Section 109(2)(c) and (3)(g) are of particular importance for directors and officers. A failure to execute the required risk assessments (which ultimately becomes the responsibility of the board) can result in a hefty R10 million fine and potentially also trigger liability claims against directors and officers.


Cybersecurity has undoubtedly become one of the leading D&O liability concerns both locally and internationally.

Directors have a responsibility to exercise due care, skill and diligence and this extends to effective data privacy and protection and compliance with POPIA. In addition, in terms of the business judgment principle encapsulated in the Companies Act 2008, directors are required to take reasonably diligent steps to become informed about a matter. It is accordingly not enough for directors and officers to simply delegate responsibility to their IT managers when it comes to cyber threat mitigation and regular and effective monitoring and oversight is required.

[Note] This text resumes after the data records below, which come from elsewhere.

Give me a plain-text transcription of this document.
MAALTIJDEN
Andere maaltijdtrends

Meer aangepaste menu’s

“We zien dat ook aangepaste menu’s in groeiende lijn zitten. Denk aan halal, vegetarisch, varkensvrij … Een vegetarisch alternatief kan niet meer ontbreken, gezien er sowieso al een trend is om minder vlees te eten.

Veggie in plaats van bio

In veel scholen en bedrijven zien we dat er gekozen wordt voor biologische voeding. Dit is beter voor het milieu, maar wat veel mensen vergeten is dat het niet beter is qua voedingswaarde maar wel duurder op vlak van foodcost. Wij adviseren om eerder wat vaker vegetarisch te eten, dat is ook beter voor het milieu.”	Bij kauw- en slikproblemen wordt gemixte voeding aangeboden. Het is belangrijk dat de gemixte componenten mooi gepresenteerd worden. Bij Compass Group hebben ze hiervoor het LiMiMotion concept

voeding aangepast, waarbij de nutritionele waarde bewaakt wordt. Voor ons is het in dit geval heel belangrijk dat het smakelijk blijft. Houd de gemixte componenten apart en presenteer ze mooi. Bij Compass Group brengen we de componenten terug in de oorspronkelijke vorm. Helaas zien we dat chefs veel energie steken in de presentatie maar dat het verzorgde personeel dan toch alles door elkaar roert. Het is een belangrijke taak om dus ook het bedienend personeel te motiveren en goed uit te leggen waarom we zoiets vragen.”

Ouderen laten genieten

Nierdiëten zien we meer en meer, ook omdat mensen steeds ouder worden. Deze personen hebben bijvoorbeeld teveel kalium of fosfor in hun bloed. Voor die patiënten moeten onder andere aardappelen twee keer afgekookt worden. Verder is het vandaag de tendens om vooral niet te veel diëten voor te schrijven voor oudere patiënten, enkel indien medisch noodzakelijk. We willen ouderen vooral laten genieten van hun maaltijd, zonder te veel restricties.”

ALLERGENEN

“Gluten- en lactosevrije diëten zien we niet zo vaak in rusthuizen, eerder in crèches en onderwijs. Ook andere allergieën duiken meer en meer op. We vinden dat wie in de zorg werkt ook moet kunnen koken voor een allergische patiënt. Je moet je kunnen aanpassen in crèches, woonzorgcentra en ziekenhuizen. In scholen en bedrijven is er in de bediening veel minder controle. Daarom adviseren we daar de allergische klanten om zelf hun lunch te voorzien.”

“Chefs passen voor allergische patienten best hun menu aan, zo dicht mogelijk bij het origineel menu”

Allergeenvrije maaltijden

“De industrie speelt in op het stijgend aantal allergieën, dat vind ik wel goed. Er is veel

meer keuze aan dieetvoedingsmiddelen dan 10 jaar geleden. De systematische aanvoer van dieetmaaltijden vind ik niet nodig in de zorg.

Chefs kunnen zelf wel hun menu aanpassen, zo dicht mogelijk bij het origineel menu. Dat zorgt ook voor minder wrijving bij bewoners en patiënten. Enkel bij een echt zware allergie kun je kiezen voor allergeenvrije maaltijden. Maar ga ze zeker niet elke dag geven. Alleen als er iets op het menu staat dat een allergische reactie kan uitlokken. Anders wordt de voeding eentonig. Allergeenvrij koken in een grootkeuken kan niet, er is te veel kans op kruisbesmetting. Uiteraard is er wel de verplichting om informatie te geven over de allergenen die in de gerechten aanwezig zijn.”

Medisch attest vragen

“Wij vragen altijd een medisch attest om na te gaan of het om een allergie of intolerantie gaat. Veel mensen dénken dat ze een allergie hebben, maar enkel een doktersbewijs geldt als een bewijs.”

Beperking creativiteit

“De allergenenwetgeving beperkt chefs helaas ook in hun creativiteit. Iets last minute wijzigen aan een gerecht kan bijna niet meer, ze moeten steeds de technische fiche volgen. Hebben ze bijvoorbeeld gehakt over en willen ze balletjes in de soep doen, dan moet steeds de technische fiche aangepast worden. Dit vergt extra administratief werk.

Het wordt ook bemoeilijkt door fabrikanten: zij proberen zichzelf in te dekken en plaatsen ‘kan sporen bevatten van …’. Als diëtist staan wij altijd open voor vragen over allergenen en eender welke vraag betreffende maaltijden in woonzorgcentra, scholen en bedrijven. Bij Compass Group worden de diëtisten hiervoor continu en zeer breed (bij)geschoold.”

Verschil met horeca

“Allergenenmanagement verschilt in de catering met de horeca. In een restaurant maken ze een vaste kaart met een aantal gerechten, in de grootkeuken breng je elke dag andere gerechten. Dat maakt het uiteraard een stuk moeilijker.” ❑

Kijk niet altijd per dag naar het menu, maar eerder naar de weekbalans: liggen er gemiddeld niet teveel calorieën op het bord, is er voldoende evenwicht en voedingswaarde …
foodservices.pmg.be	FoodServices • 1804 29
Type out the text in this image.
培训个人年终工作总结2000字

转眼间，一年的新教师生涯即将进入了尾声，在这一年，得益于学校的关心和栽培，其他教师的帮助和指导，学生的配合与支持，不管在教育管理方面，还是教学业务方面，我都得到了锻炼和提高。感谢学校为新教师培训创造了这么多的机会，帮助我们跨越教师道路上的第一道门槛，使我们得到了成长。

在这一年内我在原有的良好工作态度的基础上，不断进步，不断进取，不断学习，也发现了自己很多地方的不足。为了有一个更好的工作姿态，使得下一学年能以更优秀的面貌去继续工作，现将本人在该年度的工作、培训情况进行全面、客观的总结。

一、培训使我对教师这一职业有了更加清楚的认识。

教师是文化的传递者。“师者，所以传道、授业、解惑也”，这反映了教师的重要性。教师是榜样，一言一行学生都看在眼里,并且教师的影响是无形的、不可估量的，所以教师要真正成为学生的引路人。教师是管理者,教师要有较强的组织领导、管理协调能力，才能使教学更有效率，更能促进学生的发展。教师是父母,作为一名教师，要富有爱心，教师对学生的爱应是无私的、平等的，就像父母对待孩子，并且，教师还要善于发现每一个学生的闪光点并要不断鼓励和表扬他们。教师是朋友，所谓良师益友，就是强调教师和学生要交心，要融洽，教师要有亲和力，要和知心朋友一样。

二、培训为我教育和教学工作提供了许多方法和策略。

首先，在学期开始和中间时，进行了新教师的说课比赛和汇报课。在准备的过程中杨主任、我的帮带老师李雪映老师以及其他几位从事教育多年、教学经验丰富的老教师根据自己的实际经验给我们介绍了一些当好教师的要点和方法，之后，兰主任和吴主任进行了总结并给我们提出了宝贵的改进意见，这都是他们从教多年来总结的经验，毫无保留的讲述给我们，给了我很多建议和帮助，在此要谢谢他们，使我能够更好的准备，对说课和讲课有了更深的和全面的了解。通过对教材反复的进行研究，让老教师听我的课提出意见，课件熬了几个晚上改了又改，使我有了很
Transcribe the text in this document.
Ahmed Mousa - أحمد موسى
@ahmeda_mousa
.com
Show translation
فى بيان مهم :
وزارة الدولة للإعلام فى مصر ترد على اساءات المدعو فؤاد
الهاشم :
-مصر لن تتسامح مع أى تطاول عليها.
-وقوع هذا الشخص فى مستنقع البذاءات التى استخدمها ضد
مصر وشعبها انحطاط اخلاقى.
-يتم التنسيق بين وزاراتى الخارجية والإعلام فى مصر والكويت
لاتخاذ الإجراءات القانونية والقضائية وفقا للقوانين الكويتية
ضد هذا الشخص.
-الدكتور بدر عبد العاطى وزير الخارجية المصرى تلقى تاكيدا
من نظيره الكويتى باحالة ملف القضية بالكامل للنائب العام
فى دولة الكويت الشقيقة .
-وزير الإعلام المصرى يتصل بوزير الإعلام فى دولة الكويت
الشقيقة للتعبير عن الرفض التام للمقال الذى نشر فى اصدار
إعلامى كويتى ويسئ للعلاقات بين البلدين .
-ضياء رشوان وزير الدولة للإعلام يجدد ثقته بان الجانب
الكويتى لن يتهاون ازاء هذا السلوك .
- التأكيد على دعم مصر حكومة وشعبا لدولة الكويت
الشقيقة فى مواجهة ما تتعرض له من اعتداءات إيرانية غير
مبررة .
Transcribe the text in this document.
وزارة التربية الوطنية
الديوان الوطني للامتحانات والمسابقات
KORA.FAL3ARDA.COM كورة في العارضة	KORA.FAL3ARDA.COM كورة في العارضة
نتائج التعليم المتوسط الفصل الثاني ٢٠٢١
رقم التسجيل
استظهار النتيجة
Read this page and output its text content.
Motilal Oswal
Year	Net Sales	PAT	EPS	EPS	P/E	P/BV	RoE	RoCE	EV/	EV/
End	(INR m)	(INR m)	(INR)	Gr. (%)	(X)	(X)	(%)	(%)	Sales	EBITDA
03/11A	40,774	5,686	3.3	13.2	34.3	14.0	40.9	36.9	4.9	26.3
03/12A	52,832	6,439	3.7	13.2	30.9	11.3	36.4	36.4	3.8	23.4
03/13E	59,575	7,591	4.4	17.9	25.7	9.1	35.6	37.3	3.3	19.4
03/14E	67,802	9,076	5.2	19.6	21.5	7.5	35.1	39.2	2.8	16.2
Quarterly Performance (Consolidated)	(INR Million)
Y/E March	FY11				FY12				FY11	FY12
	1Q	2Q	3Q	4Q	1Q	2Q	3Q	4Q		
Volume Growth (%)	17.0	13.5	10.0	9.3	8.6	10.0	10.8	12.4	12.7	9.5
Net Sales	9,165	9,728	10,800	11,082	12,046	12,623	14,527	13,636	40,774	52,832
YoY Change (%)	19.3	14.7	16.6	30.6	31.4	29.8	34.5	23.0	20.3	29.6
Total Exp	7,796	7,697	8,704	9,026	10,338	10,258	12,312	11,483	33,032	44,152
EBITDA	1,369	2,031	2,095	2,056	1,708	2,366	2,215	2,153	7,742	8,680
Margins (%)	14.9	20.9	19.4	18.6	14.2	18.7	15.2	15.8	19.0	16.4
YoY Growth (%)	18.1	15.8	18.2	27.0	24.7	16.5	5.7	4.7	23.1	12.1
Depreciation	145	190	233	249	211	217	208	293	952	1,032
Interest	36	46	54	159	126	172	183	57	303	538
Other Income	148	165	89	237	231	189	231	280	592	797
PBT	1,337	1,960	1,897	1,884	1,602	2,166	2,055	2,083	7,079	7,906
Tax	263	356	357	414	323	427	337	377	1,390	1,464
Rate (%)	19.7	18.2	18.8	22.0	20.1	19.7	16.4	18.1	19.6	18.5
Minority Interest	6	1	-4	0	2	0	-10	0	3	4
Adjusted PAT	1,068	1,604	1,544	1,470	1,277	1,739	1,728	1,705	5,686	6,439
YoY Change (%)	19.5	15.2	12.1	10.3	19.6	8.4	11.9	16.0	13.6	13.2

POPIA imposes a number of obligations on data handlers, which in turn requires that board members take steps to safeguard against digital risks and data breaches - failing which they face exposure to a host of potential liabilities in the form of regulatory enforcement action, civil proceedings and fines. 

This emergent risk frontier is likely to lead to new types of litigation against boards and directors by affected data subjects, shareholders and other affected parties. 

Legal notice: The contents of this article should not be construed as formal legal advice from Clyde & Co. Readers are advised to consult legal professionals for guidance on POPIA and the implications thereof.